Taking to Twitter, the Auschwitz Memorial posted four photos of people balancing along the train tracks at Auschwitz II–Birkenau -- the same train tracks bearing almost a million Jewish people, and tens of thousands of Polish people, Roma people, LGBT people, and disabled people.

"When you come to Auschwitz, remember you are at the site where over one million people were killed," it said.

"Respect their memory. There are better places to learn to walk on a balance beam than the site which symbolises deportation of hundreds of thousands to their deaths."

In another tweet, it confirmed these images had been found on social media, but asked that visitors to behave in a respectful manner at all times.
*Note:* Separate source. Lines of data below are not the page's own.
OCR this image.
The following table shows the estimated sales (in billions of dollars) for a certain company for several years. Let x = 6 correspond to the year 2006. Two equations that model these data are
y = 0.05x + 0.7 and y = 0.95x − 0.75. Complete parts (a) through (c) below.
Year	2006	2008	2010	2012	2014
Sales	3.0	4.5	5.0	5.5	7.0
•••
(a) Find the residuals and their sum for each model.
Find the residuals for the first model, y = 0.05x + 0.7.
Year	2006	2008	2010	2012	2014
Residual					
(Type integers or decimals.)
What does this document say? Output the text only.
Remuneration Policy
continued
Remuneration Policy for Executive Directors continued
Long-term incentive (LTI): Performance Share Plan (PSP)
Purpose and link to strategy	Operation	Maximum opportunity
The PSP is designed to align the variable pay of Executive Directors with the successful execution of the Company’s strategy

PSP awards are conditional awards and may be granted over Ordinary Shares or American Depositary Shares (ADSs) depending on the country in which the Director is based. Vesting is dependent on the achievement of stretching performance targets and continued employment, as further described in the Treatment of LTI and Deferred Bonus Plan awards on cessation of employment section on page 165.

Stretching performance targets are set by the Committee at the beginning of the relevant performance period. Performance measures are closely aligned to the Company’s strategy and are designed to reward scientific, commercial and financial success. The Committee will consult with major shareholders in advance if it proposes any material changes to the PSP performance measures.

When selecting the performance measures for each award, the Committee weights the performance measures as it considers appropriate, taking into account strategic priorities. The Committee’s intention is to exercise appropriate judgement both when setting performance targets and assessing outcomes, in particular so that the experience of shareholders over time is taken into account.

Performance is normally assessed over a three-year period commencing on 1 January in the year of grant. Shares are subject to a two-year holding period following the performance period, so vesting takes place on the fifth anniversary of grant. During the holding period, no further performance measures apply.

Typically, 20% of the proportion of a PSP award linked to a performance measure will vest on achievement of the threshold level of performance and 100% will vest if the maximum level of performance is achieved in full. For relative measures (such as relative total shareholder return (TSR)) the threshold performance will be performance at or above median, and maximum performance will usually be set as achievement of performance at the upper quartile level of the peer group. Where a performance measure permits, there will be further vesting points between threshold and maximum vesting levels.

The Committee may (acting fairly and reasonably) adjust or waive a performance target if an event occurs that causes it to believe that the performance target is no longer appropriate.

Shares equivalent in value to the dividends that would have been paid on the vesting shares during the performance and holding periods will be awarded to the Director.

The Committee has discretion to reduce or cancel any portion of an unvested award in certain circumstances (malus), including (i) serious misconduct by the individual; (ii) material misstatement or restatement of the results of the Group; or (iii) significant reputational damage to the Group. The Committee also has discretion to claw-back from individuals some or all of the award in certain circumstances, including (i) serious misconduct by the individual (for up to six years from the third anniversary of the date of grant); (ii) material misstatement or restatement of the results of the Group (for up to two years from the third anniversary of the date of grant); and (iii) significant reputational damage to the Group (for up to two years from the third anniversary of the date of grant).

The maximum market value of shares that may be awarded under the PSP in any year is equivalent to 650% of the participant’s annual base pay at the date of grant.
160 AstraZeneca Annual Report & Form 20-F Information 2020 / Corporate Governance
"While of course the images we presented have been found in social media, we rather ask for general respect and thoughtful behaviour at the site of the memorial -- no matter if it is photographed or not."

One of the photos the Auschwitz Museum used as an example of what not to do.

Visitors are allowed to take photographs, but are asked to "observe the appropriate solemnity and respect".

"Photographs taken at Auschwitz by visitors can commemorate the victims and help us to educate about the history of Auschwitz. Indeed, a 'picture can be worth a thousand words'," the museum said.

It's not the first time tourists have been asked to show more respect at Auschwitz. In 2018, Jewish groups and charities asked people to stop taking selfies inside the former camps, while others were remonstrated for taking pictures of themselves inside the gas chambers.

"People need to think about where they are and take themselves back to that point in time when these camps were the sites of murder and genocide," Lilian Black, chair of the Holocaust Survivors' Friendship Association, told The Metro at the time.

"Think of the thousands of dead emaciated bodies that lay where you are stood. ‘It is offensive to people such as myself, whose grandparents and aunties actually perished in these horrible places. There is no sense of dignity about a selfie."

One of the images slammed by the press. Photo via The Metro.

There's also been debate around the appropriate way to behave at the Holocaust memorial in Berlin, a collection of more than 2,700 concrete slabs of different heights designed for people to walk through and confront the atrocity in a personal -- and forcibly individual -- way.

In 2017, Israeli-German artist Shahak Shapira chose 12 selfies taken at the site -- selected from thousands on Facebook, Instagram, Tinder and Grindr -- and doctored them into images from concentration camps.

Photo: Yolocaust.

He titled his project Yolocaust, a portmanteau of 'you only live once', a.k.a. 'YOLO', and Holocaust. It went viral, with his website viewed more than 2.5 million times in the space of a few short days.

"I felt like people needed to know what they were actually doing, or how others might interpret what they were doing," Shapira told the BBC.

Photo: Yolocaust.

It reached all 12 people whose photos had been chosen, almost all of whom reached out to Shapira, apologised, and removed their selfies.

"[I feel] kind of sick looking at it," one person wrote to Shapira, whose photo was among the 12.

"I didn't mean to offend anyone. Now I just keep seeing my words in the headlines ... I am sorry. I truly am."

Shapira since deleted the photos but left the website live with a message about his project.